Theater managers were urged to suggest to radio stations they group some of these tunes together “for an interesting period of broadcast listening, perhaps in a musical segment of Civil War songs or a radio contest to identify the vocalist.”

In addition, the marketing team sought coverage in the television pages of newspapers since many of the supporting cast were small screen regulars – Doug McClure star of The Virginian, Glenn Corbett star of Route 66 and James McMullen a regular on Ben Casey – and newcomer Katharine Ross had been featured in a few shows. “You should take advantage of this away-from-the-amusement-section opportunity to pick up extra publicity space directed to the TV page reader!”  

Of course, the main purpose of a Pressbook was to provide the theater owner with the actual advertisements for the movie. He or she would cut these out and drop them off at the local newspaper which would use them to make up the ads that ran in the newspaper. These came in a variety of sizes from small single column black-and-white efforts to larger five-column full-color ads.

And they also came with an avalanche of taglines (note the varying use of capital letters) and images. The key tagline was “Two Mighty Armies Trampled Its Valley…A Fighting Family Challenged Them Both.”

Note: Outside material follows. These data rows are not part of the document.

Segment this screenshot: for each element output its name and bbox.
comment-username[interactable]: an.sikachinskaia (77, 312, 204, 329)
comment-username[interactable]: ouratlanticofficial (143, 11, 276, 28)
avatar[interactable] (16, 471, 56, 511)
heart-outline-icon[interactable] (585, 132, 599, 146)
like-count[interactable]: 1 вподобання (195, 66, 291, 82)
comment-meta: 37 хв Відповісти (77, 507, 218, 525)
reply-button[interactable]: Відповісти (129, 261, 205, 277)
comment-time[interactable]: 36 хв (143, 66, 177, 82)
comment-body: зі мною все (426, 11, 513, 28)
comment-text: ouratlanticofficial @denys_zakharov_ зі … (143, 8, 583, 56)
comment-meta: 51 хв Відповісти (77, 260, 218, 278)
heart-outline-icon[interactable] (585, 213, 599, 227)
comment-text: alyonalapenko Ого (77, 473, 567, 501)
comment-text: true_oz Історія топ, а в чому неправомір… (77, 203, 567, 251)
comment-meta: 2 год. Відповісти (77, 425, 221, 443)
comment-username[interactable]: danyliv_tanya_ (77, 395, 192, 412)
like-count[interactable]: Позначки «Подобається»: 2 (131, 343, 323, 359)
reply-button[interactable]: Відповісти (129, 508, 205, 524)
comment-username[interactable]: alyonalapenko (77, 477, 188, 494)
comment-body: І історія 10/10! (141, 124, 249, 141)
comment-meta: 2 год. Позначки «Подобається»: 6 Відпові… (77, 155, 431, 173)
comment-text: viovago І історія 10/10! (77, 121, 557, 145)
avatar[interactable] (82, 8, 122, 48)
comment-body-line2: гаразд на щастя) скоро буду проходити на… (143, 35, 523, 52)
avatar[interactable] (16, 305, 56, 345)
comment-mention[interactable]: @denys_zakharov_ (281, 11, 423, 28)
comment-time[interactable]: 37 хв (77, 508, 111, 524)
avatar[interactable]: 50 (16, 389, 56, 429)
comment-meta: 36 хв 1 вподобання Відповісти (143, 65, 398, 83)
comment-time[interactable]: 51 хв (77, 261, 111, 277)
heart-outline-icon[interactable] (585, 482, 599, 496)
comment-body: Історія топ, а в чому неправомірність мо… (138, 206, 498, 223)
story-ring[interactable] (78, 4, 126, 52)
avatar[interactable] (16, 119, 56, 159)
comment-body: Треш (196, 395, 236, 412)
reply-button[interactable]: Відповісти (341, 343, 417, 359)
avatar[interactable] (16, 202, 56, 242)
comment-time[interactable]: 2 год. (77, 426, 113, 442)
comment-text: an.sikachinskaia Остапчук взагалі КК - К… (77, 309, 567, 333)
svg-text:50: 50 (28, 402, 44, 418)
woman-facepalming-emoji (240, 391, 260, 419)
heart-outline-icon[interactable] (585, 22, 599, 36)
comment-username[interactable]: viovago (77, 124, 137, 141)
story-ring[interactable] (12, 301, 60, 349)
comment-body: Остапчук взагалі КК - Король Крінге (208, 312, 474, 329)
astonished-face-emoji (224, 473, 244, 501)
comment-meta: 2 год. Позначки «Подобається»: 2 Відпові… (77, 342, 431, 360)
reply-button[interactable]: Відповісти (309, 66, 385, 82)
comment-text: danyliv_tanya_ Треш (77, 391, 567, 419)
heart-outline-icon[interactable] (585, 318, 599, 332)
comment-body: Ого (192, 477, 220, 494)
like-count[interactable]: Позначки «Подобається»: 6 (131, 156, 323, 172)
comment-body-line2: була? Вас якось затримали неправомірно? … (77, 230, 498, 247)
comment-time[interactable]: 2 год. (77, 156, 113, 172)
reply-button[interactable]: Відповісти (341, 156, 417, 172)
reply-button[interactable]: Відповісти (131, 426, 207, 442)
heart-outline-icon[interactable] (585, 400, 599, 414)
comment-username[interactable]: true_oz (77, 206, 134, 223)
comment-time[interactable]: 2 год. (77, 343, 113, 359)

Or you might have come across these alternatives –“Like giants they stood in the path of two might armies…and with their fighting spirit challenged them both” or “James Stewart, A Giant Of A Man Who Fought For Shenandoah” and “When History Called for Men and Women Larger than Life…Charlie Anderson and his proud family answered the challenge – with courage mightier than guns – and with love that no cannot could ever shatter.”

And there were more: “They reached for their rifles in the name of love…not hate…to challenge two mighty armies” down to the simpler “Shakes The Screen Like Cannon Thunder” and “Where A Mighty Adventure Was Born.”  You might be led to believe from this fusillade of taglines that the marketing department could not make up its minds about which tagline was best and just chucked them all at the theater manager, leaving them to choose.

But that was not the case. The reason behind the disparate taglines was precisely to provide choice, to allow the theater manager to decide how best to market the picture to suit the audience he or she knew best.